E se invece potessi, tra passato e futuro, scendere a patti con Chi comanda in cielo?
«Sto bene così, io ho avuto un brutta malattia, ho sofferto ma adesso sono qui, ho le mie opportunità, magari un giorno posso avere male alla gamba ma sono a posto. Ci sono tanti ragazzi che combattono malattie che non si possono curare e generano tanta sofferenza senza speranza. Se lassù Qualcuno potesse fare qualcosa direi di darsi da fare per tutti quelli che non possono scegliere».
Bebe Vio in tre aggettivi.
«Oddio: rompiscatole di sicuro, ottimista e gran lavoratrice».
La popolarità ti porta molti complimenti, ma anche critiche cattivelle, come le vivi?
«Fanno parte del gioco, io non credo che esista una cosa che può andare bene a tutti: a me piace la nutella, ad altri non piacerà e così succede alle persone e ai loro comportamenti. Una cosa diventa normale quando viene anche criticata, abbiamo la fortuna di vivere in un Paese democratico dove ognuno è libero di esprimersi. Se a qualcuno posso non piacere è giusto che lo dica e che io prenda le critiche in maniera costruttiva. Alcune magari non si prestano tanto a costruire, ma rispetto il pensiero altrui. Ascolto, prendo quello che posso prendere, anche se non sono una persona che si fa spostare tanto: se arriva una malignità gratuita non me ne lascio troppo condizionare».
A vederti si direbbe che tu abbia un buon rapporto con la tua immagine. È così?
«Potrei dire che ognuno deve accettarsi per quello che è, ma accettarsi non è la parola giusta perché fa pensare a un accontentarsi, a un farsi andare bene quello che non piace. Io mi piaccio, mi piace quel che sono. Non nascondo le mie protesi perché fanno parte di me, vado fiera delle mie protesi e delle mie cicatrici, anche se capisco che non tutti le vivono così. Per me sono un aggettivo positivo. Non è vanità, è che quando ti piaci sei in pace con te stesso e stai bene. Sarei contenta se questo mio modo di essere aiutasse chi non si piace ad apprezzarsi».

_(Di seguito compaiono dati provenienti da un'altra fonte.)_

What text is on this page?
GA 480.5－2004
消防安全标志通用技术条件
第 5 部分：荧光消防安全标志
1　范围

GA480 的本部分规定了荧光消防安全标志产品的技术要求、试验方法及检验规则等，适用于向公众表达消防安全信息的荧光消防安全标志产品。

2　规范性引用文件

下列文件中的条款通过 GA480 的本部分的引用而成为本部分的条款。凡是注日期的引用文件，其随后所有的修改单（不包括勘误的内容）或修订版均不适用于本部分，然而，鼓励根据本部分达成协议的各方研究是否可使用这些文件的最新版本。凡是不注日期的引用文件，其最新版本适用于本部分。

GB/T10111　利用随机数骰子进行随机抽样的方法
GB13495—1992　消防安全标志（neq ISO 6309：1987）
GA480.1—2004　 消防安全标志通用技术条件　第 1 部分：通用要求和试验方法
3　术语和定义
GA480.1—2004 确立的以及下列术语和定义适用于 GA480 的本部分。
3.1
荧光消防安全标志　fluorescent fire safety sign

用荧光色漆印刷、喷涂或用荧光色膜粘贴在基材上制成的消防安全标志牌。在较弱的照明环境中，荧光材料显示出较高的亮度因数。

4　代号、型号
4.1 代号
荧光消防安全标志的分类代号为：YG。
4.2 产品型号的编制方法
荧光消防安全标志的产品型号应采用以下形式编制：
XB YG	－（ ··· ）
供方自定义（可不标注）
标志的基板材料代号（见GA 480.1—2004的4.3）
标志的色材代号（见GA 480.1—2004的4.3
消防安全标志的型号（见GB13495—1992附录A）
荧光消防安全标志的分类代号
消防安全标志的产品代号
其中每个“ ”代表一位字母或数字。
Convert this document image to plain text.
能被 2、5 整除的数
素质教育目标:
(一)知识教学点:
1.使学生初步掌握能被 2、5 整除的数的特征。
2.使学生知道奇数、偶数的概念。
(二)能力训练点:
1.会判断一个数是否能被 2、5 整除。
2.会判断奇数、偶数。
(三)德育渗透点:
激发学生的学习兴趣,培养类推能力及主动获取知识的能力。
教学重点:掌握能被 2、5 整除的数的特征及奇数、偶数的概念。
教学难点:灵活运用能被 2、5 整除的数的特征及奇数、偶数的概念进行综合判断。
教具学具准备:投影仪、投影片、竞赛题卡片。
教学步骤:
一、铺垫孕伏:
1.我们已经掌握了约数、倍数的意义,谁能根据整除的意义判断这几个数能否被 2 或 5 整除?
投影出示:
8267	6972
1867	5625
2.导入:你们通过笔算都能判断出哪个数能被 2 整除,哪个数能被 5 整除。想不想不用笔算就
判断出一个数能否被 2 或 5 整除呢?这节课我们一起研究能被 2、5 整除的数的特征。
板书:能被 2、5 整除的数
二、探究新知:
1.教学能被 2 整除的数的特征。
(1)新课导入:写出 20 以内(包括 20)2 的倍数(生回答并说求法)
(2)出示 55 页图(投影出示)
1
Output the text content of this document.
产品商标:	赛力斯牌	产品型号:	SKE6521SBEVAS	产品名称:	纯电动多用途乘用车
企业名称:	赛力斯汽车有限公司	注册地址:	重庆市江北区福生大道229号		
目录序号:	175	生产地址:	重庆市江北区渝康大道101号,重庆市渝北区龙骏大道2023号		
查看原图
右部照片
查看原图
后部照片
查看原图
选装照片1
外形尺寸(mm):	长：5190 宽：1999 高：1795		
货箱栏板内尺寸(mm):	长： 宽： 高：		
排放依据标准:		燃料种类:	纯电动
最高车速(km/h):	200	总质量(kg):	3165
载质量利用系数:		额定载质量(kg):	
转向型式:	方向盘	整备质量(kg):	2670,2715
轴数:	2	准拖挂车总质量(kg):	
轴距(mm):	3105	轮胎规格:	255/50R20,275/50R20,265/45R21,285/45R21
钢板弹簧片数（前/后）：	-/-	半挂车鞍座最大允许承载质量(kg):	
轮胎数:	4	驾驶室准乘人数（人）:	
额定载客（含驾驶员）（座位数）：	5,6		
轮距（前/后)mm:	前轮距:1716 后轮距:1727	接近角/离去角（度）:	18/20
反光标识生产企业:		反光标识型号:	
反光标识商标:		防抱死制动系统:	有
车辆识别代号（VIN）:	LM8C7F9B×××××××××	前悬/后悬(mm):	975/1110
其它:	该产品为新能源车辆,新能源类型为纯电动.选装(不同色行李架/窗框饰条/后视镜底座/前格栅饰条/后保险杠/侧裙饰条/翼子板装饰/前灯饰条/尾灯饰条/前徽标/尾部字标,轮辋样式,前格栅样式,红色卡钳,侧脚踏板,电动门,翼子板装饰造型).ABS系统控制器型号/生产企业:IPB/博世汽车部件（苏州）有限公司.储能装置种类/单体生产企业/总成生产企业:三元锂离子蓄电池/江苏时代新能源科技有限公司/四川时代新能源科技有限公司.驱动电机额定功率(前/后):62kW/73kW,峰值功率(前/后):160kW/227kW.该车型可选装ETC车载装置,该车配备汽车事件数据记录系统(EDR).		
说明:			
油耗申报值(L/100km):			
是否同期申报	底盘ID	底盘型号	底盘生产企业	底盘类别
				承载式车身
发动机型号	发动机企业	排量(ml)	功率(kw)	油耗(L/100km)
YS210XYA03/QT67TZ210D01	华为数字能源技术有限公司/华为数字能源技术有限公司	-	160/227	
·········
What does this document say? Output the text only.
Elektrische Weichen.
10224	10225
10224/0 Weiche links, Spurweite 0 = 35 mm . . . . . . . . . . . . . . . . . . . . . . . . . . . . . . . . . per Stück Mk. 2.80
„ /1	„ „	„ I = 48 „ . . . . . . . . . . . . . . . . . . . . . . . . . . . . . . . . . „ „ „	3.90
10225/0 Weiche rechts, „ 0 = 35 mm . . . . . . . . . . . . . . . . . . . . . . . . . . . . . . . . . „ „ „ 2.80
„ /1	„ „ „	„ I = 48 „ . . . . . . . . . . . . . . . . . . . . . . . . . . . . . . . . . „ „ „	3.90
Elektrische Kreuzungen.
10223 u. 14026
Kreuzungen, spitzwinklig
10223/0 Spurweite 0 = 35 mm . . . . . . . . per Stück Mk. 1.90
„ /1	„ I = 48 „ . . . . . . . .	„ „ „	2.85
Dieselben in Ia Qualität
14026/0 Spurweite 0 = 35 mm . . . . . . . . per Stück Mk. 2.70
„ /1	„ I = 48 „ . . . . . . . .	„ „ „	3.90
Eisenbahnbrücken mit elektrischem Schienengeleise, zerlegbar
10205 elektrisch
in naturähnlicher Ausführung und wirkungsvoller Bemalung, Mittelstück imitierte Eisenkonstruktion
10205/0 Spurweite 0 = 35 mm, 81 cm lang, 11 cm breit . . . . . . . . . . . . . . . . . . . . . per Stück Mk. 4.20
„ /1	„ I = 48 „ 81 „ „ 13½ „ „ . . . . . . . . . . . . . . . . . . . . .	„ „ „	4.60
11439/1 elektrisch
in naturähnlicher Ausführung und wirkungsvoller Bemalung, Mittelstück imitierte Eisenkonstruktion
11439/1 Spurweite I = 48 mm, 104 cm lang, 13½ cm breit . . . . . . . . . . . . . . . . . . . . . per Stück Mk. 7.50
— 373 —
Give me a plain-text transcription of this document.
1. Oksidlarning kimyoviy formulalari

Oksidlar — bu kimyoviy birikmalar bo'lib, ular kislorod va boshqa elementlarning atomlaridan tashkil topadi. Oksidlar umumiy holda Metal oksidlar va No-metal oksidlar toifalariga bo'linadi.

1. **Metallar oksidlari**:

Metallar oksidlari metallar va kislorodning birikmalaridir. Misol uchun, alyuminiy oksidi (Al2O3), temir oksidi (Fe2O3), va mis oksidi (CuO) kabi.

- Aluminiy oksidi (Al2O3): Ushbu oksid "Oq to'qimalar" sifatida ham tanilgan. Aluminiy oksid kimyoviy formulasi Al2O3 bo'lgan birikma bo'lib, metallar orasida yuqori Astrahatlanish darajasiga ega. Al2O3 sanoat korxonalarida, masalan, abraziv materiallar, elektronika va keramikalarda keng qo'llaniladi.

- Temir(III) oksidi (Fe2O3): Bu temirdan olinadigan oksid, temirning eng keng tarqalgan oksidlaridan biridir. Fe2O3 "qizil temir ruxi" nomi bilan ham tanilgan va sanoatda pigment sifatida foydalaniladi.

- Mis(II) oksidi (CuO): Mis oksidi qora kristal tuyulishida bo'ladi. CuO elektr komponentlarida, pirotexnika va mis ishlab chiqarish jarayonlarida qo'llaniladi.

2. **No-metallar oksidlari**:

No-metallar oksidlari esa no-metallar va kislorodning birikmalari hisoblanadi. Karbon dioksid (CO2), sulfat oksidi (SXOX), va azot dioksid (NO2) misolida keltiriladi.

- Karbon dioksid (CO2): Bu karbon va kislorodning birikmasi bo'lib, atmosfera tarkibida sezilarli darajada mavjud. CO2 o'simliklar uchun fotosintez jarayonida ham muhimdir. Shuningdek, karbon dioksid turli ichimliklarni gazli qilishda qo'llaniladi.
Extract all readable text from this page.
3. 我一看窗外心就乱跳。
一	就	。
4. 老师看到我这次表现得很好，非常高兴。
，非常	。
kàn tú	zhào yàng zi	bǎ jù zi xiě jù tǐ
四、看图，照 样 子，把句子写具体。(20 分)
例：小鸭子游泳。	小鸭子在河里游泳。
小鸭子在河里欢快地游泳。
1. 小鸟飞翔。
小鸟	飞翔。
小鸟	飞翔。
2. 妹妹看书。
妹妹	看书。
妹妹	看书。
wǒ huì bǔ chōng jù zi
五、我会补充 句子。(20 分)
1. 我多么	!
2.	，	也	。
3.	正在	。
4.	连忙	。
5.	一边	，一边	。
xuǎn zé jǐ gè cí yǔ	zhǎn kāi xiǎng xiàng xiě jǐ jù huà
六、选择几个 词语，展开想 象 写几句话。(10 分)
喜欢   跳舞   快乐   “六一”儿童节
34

Ti pesa essere un simbolo?
«È una responsabilità, ma non mi pesa, perché la vedo come una cosa che può aiutare anche me. In adolescenza sei tentato di fare qualche cavolata, ma se sai che ti guardano, prima di farne una vera di cui ti pentiresti conti fino a dieci. Io credo molto nei giovani, le persone grandi ormai sono formate, non le cambi, ma sapere che una bambina mi guarda come a un esempio, mi serve a migliorarmi».
Di che cosa hai paura?
«Di tante cose, credo che la paura sia una cosa che fa bene alle persone, è normale avere paura, il problema è affrontarla, per decidere in che cosa trasformarla».
La conquista più grande.
«Godersi quello che si fa, riuscire a trasformare le sfortune in risorse (parole originali più colorite, ndr): la sda più grande è far capire che sembra impossibile ma si può».
Il limite più grande.
«So che è una cosa già sentita ma il limite spesso è nella testa delle persone: la disabilità è vista come una cosa brutta, spaventosa, ma accade anche perché è ancora troppo sconosciuta, nel momento in cui vivi e davvero fai pace con te stesso come sei, i limiti si superano».
Descrivi la tua famiglia.
«Persone toste, forti, grintose. Se io e i miei fratelli siamo come siamo, è di sicuro grazie ai miei genitori: una gran bella squadra».
La canzone del momento.
«Sono Jovanotti-dipendente. Tutte canzoni sue. Ogni momento importante della mia vita ha una canzone sua come colonna sonora».
Un libro per l’isola deserta.
«Io ci sono di Lucia Annibali. Mi piacciono le storie vere, non mi piace il fantasy: se leggo una cosa è perché deve insegnarmi qualcosa, il libro di Lucia mi è servito tanto».
Non hai paura che da un 2016 così mirabile si possa solo scendere?
«Ogni volta che dico che sta per arrivare un momento tranquillo poi succede qualcosa di nuovo. Magari me lo dico perché arrivi ancora qualche sorpresa. Intanto io mi darò da fare per far capitare altre cose belle».